The significance of this new mathematical function can be described as follows. The rate at which a tumor as a whole is destroyed by a population of immune cells increases as the both cell populations increase. However, at some point, saturation is attained. The particular functional response is given by a Hill function depending on both cell populations, in a quite symmetrical way. In the case of the effector cells, this extrinsic barrier to the lytic capacity is reflected in the parameters d and λ. These parameters depend on the geometry of the tumor. Less spherical tumors correspond to higher values of both parameters. Interestingly, the values of λ are expected to be between zero and one, as suggested by the experiments and the simulations. From the enzymatic kinetics point of view, this can be interpreted as non-cooperative binding. Certainly, if we pay attention to the process of lysis only, the best that an immune cell can do to another is not to interpose between itself and their adversaries. Of course, cooperative effects exist, as the recruitment term exemplifies. Quite the opposite, as the intrinsic lytic capacity of cytotoxic cells is decreased, saturation gradually vanishes. This capability is inversely proportional to the parameter s. On the other hand, the saturation of the lytic velocity due to a tumor of increasing size is reflected in the parameters ν, which depends on the degree of infiltration or, if desired, on its topology. More connected tumors have smaller values of this parameter, ranging from one to two-thirds (in the case of three-dimensional tumors).

Finally, we have studied the transient and asymptotic dynamics of a cellular automaton model for tumor–immune interactions. We have shown that, depending on the immunogenicity of the tumor, the model furnishes three main types of dynamics, which are in close relationship with the three phases of the theory of immunoedition.
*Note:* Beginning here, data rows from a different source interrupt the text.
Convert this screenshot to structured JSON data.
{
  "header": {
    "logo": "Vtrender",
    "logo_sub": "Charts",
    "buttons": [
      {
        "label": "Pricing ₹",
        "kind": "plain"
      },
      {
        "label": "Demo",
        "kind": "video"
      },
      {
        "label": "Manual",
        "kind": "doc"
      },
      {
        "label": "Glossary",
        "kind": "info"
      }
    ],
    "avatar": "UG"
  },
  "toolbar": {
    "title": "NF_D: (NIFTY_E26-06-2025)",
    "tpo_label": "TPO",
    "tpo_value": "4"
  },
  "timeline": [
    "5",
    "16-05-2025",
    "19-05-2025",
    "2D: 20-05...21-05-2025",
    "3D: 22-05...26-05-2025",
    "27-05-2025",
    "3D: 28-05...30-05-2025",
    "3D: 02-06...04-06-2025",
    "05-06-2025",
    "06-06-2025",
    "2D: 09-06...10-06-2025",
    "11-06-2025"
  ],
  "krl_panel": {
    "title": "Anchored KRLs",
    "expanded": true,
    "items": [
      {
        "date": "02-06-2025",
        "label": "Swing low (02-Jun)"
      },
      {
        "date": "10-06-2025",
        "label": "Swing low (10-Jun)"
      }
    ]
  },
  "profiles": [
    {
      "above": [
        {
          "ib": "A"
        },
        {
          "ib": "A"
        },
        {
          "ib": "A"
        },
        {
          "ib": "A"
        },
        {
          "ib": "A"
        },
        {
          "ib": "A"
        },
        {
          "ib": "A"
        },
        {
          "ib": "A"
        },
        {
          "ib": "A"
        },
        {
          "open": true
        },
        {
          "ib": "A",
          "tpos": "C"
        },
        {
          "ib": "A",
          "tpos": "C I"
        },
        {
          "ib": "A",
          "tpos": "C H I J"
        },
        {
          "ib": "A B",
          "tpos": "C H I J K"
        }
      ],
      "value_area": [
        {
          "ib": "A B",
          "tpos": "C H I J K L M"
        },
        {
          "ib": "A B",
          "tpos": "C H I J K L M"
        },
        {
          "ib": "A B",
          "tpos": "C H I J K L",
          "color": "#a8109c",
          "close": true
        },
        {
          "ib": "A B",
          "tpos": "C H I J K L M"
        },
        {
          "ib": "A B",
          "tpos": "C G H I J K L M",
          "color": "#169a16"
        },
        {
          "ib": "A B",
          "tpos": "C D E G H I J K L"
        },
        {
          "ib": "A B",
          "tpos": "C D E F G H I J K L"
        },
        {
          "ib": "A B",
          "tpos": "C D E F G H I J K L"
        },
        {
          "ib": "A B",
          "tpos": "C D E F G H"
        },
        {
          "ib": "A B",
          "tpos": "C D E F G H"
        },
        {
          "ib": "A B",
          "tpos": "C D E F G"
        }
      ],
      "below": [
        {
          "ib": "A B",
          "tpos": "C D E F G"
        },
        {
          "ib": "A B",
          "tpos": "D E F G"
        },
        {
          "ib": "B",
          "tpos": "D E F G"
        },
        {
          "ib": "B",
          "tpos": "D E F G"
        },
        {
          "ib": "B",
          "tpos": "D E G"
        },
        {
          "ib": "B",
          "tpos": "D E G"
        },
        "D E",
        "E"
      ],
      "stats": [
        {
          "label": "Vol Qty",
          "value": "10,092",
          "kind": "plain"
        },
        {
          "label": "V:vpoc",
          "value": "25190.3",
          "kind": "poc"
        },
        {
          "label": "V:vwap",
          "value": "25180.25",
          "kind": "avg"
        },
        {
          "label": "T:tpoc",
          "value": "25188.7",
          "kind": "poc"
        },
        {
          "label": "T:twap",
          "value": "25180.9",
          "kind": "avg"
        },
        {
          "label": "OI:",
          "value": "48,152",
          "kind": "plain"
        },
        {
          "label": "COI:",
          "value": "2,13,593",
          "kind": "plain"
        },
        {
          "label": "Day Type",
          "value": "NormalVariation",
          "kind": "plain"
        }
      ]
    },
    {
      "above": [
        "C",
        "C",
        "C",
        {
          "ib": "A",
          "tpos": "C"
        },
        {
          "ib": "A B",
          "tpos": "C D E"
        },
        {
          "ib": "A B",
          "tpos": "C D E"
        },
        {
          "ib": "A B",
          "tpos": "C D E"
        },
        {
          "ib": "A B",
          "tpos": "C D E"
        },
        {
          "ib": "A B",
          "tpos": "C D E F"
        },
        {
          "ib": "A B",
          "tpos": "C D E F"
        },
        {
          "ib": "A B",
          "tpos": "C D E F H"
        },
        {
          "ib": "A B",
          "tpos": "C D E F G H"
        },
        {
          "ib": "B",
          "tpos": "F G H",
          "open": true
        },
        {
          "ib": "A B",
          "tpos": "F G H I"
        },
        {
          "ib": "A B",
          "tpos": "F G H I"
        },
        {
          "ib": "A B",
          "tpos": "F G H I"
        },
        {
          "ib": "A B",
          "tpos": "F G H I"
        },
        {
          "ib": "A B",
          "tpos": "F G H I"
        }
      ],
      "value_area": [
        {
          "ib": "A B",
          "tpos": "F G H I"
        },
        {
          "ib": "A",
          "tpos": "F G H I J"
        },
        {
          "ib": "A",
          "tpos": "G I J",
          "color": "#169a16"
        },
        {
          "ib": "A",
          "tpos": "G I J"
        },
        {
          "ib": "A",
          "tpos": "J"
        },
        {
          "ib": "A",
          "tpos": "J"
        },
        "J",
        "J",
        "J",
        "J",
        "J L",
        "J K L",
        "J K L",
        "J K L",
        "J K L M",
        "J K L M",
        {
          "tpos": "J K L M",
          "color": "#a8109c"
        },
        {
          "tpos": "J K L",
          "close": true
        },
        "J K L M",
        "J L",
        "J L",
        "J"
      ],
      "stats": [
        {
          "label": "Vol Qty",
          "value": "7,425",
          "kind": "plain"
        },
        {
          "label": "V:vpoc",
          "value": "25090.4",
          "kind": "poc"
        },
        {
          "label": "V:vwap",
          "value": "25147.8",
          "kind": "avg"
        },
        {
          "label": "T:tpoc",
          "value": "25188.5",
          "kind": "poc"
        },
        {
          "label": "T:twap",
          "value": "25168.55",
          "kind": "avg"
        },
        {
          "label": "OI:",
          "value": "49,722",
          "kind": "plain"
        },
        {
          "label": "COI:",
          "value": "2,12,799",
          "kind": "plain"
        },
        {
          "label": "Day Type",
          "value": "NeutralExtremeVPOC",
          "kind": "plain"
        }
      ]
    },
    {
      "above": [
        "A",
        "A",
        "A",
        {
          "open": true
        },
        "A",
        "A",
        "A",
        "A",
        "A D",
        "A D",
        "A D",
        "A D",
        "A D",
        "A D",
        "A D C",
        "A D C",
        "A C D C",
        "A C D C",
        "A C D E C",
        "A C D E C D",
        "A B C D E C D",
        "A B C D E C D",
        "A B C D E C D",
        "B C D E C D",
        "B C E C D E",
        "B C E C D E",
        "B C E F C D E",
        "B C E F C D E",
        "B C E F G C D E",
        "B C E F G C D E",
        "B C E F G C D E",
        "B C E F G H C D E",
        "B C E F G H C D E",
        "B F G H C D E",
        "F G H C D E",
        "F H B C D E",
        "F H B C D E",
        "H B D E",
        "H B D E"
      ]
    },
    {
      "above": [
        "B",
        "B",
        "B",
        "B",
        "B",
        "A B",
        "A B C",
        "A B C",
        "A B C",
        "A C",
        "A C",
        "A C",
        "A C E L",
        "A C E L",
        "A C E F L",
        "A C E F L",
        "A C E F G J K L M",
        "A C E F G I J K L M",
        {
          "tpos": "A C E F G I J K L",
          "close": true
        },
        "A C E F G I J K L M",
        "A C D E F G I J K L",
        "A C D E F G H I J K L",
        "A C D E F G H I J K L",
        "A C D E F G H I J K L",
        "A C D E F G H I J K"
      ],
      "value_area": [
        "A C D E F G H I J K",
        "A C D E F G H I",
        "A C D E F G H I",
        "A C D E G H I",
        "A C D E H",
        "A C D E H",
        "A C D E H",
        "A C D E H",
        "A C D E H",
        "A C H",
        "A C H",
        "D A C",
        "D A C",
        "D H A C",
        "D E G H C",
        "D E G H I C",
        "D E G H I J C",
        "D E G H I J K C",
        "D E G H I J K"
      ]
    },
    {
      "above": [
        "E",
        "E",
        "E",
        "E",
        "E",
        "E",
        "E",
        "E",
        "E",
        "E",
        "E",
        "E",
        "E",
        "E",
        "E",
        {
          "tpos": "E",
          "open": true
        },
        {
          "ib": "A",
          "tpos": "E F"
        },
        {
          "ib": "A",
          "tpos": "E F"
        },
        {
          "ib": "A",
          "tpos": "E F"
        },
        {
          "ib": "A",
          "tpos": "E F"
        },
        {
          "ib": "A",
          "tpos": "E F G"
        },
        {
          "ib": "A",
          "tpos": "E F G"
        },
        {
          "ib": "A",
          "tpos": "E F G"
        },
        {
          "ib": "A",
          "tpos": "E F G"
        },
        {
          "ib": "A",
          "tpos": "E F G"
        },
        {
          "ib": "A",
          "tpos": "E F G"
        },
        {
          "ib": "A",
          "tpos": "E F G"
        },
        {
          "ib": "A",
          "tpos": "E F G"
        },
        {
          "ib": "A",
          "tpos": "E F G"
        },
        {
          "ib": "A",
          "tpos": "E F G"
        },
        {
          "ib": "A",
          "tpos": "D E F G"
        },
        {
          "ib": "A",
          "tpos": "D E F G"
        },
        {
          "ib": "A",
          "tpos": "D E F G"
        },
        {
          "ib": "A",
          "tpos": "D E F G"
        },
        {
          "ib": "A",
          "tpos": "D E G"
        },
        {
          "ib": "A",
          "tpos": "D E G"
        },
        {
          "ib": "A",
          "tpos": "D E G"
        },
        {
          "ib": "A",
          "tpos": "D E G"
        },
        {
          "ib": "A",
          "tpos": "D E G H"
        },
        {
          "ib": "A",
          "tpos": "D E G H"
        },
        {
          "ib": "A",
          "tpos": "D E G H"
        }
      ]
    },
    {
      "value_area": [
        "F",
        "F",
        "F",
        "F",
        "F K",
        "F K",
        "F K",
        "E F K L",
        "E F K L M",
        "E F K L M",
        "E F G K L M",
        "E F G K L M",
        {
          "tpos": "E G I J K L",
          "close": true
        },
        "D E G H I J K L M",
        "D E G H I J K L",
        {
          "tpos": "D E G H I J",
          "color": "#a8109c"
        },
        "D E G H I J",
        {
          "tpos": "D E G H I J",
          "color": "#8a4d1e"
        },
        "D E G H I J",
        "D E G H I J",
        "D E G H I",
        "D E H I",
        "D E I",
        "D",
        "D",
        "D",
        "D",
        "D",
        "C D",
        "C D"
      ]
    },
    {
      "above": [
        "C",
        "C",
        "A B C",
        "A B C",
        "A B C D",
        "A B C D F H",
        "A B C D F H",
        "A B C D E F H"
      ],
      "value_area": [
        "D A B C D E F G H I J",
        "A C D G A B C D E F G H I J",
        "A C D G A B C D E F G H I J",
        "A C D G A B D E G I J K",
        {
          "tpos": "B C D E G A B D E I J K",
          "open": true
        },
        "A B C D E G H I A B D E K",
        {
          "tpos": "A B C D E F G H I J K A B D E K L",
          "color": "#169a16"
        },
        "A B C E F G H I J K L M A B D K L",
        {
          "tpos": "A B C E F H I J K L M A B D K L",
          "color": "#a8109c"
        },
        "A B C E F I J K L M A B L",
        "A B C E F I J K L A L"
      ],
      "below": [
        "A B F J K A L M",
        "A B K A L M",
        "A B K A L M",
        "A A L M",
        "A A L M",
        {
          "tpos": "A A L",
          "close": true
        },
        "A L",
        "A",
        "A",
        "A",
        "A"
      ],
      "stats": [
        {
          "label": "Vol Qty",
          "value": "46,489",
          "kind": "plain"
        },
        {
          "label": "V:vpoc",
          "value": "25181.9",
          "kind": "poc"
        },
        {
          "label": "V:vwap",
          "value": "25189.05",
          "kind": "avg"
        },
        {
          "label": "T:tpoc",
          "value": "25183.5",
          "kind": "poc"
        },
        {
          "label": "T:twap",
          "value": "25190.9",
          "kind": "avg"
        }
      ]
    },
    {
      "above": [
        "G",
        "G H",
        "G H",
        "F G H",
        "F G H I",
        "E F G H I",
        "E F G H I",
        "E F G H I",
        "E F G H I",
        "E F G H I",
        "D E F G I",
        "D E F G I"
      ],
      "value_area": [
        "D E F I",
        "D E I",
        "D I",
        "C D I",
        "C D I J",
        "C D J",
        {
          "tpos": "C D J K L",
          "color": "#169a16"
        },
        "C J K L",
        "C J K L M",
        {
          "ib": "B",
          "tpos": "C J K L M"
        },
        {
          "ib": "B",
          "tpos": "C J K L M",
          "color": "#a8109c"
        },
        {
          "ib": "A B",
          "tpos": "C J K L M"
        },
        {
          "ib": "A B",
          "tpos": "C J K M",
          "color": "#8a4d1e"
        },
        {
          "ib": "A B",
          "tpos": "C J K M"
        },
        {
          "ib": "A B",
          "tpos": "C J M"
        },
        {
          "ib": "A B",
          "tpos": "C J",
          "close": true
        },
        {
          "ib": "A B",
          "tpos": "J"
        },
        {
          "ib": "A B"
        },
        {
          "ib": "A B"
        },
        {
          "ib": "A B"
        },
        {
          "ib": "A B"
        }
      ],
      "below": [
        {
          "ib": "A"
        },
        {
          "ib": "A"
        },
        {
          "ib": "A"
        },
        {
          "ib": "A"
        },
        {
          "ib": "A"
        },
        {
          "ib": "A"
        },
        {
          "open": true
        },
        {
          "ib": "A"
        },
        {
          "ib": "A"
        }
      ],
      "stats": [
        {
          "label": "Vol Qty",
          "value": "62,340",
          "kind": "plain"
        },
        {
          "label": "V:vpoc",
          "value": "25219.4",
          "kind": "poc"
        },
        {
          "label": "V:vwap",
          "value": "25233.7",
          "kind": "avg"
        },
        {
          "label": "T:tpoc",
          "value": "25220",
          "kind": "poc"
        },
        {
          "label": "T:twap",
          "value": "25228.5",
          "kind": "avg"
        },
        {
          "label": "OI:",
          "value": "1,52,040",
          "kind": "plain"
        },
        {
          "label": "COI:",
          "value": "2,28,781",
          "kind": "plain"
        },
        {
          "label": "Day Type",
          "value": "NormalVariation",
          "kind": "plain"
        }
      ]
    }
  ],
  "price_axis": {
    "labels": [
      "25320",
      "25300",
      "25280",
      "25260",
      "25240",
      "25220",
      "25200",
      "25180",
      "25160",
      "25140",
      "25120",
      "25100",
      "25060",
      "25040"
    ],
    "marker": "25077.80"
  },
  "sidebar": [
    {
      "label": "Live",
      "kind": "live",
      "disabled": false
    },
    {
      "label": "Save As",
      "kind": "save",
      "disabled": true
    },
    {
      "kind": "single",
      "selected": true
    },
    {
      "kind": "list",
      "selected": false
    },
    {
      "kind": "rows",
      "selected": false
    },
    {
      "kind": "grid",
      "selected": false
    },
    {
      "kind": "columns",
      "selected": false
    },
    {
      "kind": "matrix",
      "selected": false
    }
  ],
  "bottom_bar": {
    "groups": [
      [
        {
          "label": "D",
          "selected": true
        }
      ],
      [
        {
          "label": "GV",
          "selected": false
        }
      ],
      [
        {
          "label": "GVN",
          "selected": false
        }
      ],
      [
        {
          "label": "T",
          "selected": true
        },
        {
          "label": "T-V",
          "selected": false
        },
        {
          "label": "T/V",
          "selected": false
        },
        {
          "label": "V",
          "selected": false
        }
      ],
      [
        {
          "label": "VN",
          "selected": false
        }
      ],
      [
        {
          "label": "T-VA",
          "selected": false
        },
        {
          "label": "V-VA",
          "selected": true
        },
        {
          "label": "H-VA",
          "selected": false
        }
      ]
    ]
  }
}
Importantly, we have shown that a dynamical equilibrium between the tumor can occur for long periods of time, as proposed by Kuznetsov et al. [31]. However, after inspection of the parameter space, our model suggests that this equilibrium is quite fragile, since it is based on an adjusted balance between the mechanisms that stimulate the immune response and tumor cell proliferation. This also occurs in the model presented by these authors [31], since considerable levels of recruitment are required to sustain dormancy. Furthermore, the infiltration of the immune cells into the tumor mass has been neglected in the present work. We also recall that the piling of immune cells in this study has been restricted, to speed the extensive computations. Presumably, these effects would make the equilibrium much more delicate. Nevertheless, both models clearly demonstrate that a state of tumor mass dormancy mediated by the immune system is possible. It is the length of this dormant period that can be safely questioned. Thus, we conclude that, even though tumor mass dormancy can result from the cell-mediated immune response to tumor growth, long periods of dormancy, as commonly found in recurrent metastatic tumors [54, 55], are not likely to arise by this single mechanism. It is therefore pertinent to ask ourselves if the role of the cell-mediated immune response in the promotion of the dormancy of a tumor mass is rather to synergize with other types of more efficient mechanisms, as, for example, cellular dormancy.